Burn Ban is an interactive visual novel in which you assume the role of Twig, a mentally ill queer girl. After showing destructive tendencies to cope with the death of a close friend, she is sent to Camp Sisquoc, a summer retreat for misguided students. After attending the camp for a few days, her dead friend’s online social media page mysteriously starts posting again, and Twig and friends are set with determining the mystery behind the posts.

Pride Interactive is currently made up of two developers, Harrison Barton and Morgan Rowe. Pride Interactive was started as a student game team, and is now continuing on to develop independent projects. Pride Interactive endeavors to further their mission of creating a more diverse environment in the industry through games that deal with serious themes, and diverse character driven narratives.

Ghost in the Graveyard

Adnan Agha, Vivian Allum, and Armand Silvani – Ghost Stories

Ghost in the Graveyard is a story-driven mobile mystery game where you snoop through your missing brother’s old phone to try and find him. “Can you find a missing person when all you have is their phone?”

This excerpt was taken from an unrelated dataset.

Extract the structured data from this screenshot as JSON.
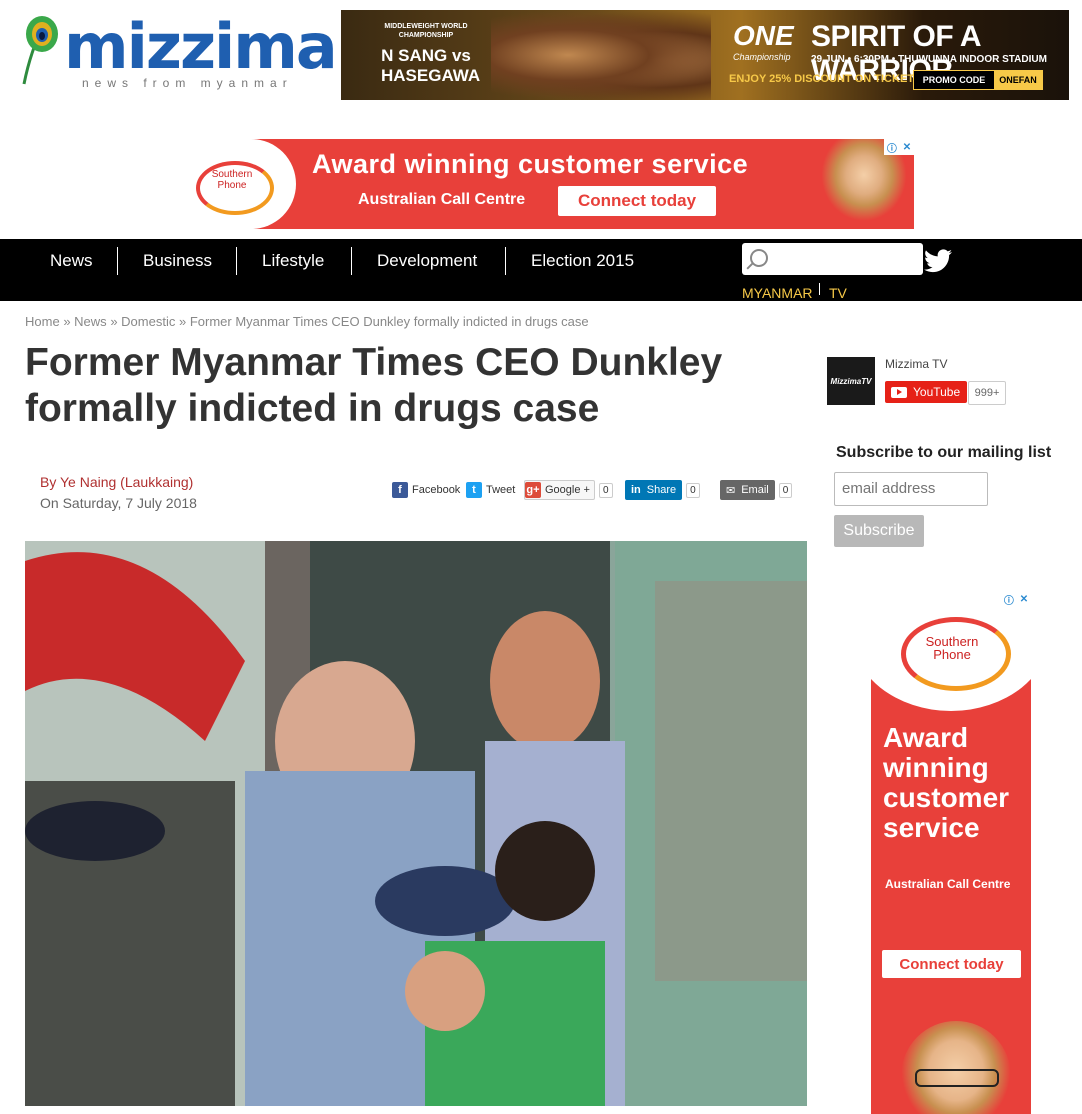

Ghost Stories is a three member team from NYC with a mission to create genuine and unique experiences that connect with players. The team consists of Vivian, the lead designer and programmer, Armand, the artist and writer, and Adnan, the programmer and resident ghost. They’ve previously published a school project to the Xbox One and are thrilled to be able to work with Infinite Deviation to publish to Google Play.

You can find more information about the program at InfiniteDeviation.com/Games. Congratulations to the three winners and thanks to all the people who have entered the competition for their continuous work to push the boundaries of gaming design and providing a unique voice to the industry.